A Mac, however, seems to want to keep everything simple, isolate you from what is going on. Basically, I feel bounded into a very well organized zoo tour or something. If I keep my hands inside the car, there is no way the animals will hurt me. After one day of trying to get past pretty and down to work, that's exactly how I felt. I actually started thinking that maybe I made an expensive mistake because everything is so much slower with the trackpad and without a dozen buttons on every screen to take care of all the details.

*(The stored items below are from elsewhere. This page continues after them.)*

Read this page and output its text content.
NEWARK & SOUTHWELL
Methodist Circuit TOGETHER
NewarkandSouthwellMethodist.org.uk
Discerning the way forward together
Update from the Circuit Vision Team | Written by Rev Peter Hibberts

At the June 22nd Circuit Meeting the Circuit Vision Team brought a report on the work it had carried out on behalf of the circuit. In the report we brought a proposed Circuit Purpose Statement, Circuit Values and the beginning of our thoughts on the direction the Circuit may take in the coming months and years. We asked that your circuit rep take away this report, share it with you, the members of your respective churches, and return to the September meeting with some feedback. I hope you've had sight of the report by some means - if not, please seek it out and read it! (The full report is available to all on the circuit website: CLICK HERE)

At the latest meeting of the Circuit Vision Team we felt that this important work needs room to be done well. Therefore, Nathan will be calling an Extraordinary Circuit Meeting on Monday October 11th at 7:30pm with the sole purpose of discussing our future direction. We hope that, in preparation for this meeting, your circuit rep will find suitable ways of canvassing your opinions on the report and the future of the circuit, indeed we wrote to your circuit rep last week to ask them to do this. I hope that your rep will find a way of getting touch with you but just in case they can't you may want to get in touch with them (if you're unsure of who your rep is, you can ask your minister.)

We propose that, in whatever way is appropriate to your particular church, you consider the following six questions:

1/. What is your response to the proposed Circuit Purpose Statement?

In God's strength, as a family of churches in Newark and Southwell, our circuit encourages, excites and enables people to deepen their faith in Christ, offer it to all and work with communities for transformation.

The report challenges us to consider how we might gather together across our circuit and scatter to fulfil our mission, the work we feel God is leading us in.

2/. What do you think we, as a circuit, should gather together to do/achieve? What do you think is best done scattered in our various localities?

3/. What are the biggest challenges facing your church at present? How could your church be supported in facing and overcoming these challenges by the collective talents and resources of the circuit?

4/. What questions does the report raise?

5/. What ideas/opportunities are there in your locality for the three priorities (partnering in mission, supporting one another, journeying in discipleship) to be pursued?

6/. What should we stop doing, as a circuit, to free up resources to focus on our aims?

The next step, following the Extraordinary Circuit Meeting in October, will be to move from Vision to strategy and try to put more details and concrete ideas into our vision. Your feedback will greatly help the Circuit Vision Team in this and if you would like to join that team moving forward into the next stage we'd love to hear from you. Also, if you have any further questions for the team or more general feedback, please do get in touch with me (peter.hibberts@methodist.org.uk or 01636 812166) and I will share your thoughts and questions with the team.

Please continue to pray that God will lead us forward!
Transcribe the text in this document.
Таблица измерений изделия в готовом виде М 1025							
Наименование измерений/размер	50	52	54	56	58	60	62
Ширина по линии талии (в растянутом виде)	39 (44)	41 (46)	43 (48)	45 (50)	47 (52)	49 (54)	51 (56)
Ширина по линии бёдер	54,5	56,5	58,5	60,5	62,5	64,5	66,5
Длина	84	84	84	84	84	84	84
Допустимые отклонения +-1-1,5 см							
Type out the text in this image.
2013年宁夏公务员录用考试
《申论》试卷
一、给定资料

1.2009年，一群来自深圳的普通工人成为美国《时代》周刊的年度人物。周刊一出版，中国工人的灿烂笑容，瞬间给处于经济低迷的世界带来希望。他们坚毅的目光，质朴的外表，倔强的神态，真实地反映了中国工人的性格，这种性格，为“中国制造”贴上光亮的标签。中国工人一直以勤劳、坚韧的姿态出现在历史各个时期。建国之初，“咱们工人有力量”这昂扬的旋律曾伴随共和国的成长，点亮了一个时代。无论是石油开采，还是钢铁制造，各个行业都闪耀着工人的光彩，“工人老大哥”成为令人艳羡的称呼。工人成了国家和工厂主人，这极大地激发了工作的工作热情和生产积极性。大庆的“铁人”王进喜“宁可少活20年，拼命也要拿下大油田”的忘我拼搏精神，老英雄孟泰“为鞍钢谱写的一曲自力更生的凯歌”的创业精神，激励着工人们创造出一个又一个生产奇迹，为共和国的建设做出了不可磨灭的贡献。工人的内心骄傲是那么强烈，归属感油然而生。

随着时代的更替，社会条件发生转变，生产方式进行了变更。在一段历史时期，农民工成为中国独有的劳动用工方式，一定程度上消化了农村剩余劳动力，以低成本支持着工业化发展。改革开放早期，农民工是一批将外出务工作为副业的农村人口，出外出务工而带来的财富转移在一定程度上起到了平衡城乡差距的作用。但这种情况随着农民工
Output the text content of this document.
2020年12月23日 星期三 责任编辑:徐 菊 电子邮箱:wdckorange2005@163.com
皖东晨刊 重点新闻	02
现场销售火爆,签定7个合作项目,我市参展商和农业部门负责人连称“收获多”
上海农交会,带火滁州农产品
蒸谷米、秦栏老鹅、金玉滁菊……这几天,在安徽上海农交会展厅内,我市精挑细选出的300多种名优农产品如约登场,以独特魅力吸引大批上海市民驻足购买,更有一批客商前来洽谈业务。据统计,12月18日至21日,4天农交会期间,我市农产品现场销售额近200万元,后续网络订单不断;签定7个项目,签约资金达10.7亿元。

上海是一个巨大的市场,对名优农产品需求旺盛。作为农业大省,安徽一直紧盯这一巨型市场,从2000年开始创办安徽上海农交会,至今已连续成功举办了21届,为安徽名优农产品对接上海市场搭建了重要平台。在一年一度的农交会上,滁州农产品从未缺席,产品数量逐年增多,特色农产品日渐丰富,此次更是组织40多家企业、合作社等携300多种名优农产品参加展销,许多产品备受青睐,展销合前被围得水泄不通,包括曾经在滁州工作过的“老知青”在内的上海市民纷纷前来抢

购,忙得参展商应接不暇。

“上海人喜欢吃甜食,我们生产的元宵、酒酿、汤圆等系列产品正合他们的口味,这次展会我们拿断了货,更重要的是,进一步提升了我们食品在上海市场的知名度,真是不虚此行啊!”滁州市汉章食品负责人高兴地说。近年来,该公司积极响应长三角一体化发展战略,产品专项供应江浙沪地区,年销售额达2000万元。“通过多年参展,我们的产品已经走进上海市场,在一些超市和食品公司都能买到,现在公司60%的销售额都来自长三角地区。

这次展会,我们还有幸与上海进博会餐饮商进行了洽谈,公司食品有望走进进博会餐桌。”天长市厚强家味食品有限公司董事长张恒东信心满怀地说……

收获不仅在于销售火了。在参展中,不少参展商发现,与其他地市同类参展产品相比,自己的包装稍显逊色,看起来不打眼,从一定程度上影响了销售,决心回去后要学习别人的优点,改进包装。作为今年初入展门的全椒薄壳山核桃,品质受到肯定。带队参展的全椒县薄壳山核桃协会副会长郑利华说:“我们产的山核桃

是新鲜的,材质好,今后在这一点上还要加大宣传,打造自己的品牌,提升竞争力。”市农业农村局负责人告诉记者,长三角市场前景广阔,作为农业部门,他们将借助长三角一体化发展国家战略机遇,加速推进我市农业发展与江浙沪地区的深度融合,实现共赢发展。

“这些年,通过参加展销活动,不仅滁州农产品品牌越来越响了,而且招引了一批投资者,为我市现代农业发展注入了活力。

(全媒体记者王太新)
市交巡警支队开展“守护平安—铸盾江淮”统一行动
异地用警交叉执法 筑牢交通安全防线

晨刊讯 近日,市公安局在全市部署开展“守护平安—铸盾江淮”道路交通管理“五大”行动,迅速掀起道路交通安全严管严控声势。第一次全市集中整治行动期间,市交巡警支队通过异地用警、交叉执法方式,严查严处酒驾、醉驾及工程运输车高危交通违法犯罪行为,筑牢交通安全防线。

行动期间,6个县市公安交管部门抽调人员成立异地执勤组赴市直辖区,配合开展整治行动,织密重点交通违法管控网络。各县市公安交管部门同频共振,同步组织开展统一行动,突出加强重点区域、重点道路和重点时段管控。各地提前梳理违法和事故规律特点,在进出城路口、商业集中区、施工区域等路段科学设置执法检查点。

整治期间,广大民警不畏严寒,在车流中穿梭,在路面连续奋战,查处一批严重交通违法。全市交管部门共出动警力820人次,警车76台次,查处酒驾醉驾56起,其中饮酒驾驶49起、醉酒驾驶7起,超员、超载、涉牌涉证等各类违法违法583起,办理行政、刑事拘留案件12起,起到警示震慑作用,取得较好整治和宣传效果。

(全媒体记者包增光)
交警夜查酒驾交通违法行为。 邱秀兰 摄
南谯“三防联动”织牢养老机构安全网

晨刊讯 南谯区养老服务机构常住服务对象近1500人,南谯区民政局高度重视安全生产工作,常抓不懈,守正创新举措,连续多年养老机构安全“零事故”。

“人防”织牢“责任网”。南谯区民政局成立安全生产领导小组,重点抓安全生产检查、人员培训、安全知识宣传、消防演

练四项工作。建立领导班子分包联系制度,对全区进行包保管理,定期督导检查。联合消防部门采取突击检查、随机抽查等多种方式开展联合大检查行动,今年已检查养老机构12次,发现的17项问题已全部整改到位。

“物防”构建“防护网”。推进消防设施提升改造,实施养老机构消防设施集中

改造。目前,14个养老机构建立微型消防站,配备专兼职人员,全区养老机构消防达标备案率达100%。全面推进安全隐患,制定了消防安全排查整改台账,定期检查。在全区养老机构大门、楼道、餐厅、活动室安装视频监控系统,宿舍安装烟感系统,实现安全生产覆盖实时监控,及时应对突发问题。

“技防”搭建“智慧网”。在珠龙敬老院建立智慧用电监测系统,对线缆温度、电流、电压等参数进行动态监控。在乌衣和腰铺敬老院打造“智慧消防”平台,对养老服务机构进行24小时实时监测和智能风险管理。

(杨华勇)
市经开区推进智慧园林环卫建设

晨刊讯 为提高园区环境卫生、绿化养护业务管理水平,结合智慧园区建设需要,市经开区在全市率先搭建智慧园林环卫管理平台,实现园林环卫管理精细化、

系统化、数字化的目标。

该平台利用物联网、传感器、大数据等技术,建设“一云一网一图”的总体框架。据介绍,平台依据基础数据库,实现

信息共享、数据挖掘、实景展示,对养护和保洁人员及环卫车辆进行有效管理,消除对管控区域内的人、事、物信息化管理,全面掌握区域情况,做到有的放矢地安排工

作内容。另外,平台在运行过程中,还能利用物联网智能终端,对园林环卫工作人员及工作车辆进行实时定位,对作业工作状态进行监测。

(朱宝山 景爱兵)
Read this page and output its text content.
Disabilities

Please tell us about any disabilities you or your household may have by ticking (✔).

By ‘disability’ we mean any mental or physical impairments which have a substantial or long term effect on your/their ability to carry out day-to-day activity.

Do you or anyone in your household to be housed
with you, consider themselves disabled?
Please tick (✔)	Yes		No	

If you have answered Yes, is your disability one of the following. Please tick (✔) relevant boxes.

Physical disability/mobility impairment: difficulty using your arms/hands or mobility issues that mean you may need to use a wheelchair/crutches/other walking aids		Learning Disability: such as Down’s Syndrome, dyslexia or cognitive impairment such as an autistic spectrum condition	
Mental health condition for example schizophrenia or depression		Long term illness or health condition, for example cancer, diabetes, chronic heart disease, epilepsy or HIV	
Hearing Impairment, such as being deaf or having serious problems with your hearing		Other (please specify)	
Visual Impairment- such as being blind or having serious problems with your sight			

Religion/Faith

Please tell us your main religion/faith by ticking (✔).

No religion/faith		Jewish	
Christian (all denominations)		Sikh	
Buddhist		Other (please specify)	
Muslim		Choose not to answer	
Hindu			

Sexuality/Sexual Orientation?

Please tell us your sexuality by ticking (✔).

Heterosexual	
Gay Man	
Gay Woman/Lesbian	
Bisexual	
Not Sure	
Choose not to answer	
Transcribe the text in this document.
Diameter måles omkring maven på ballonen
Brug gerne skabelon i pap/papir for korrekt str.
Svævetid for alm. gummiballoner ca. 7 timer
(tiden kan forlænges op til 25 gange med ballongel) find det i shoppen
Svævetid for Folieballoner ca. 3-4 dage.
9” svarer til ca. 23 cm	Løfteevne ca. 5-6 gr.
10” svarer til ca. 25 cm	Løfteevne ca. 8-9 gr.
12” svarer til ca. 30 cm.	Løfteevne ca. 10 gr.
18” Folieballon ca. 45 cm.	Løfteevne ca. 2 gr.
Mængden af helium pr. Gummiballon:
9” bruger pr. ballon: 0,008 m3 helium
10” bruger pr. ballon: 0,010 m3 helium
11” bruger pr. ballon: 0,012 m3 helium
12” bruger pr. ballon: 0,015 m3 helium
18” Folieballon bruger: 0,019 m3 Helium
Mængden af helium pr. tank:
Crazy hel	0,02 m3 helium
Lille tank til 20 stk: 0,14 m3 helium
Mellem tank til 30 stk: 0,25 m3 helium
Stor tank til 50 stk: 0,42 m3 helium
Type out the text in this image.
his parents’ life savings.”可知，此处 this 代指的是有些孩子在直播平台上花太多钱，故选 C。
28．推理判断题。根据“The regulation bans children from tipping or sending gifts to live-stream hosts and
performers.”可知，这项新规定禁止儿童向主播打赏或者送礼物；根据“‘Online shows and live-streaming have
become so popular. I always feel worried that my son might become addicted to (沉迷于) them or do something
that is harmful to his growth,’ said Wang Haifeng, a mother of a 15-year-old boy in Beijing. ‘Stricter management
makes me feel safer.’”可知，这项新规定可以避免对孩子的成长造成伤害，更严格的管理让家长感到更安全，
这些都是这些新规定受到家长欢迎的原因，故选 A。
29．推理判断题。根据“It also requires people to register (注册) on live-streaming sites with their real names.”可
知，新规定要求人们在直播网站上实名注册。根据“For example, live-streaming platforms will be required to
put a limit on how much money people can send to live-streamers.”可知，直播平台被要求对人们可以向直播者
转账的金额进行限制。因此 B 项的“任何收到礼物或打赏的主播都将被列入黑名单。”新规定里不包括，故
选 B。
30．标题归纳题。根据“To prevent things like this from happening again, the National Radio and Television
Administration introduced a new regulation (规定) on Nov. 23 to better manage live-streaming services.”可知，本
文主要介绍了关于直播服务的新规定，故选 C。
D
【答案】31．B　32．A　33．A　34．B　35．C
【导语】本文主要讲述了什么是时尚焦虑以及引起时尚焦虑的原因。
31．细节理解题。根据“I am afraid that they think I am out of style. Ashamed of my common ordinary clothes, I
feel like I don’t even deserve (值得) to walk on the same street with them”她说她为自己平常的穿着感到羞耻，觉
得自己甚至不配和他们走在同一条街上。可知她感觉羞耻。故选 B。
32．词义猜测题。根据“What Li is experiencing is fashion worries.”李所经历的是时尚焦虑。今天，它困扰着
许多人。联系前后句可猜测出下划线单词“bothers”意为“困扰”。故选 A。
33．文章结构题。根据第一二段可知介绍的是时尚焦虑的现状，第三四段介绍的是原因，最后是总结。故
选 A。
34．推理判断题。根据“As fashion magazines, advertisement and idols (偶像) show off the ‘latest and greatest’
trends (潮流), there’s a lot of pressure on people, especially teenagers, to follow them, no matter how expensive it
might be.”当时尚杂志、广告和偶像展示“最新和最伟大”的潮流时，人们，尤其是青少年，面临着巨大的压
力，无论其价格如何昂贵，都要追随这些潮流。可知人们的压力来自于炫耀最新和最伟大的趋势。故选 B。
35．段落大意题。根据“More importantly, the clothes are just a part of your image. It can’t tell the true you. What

Then, I remembered how I got everything done before - scripting and keyboard shortcuts, and then I remembered that OS X is bsd/mach/unix/whatever, and set about to treat it as such. The next day I started playing around with a shell again and getting into the Zen of using a Mac UI again. On the shell side I was able to figure out a Tiger SMB problem that I had the first day. As for the GUI, I set about to re-learn the keyboard commands. So, my first few days with a prettiest interface you can get and I'm reverting to a keyboard user. Frankly, I think that is as it is intended. At least from the Unix side of the family. I'm going to carry a multi-button bluetooth mouse for all my graphical lifting like diagrams and presentations.

It's Monday night, and I flew to my client today with the thinkpad. This is 100% due to the fact that I don't have Office 2004 for Mac or Virtual PC 7 yet. They should be at my place when I get home this week. Then I can get everything loaded and see what it can do. My current plan is to load an XP image with the PC software that I can't replace directly on the Mac - corporate Expense SW, Visio, and my favorite package - Mindmanager (http://www.mindjet.com ), move all my files to the Mac side, and see if I can get by with the Mac versions of everything else. The fallback will be to put everything inside the VPC session for a while and then convert more slowly. The fallback of last resort will be eBay.

While this was a very long 1st article, I'm hoping to do frequent short updates that detail my experiences and success or failure in switching. I'll also be writing about the rest of the technology I have at home and how I'm using it/how well it works for me.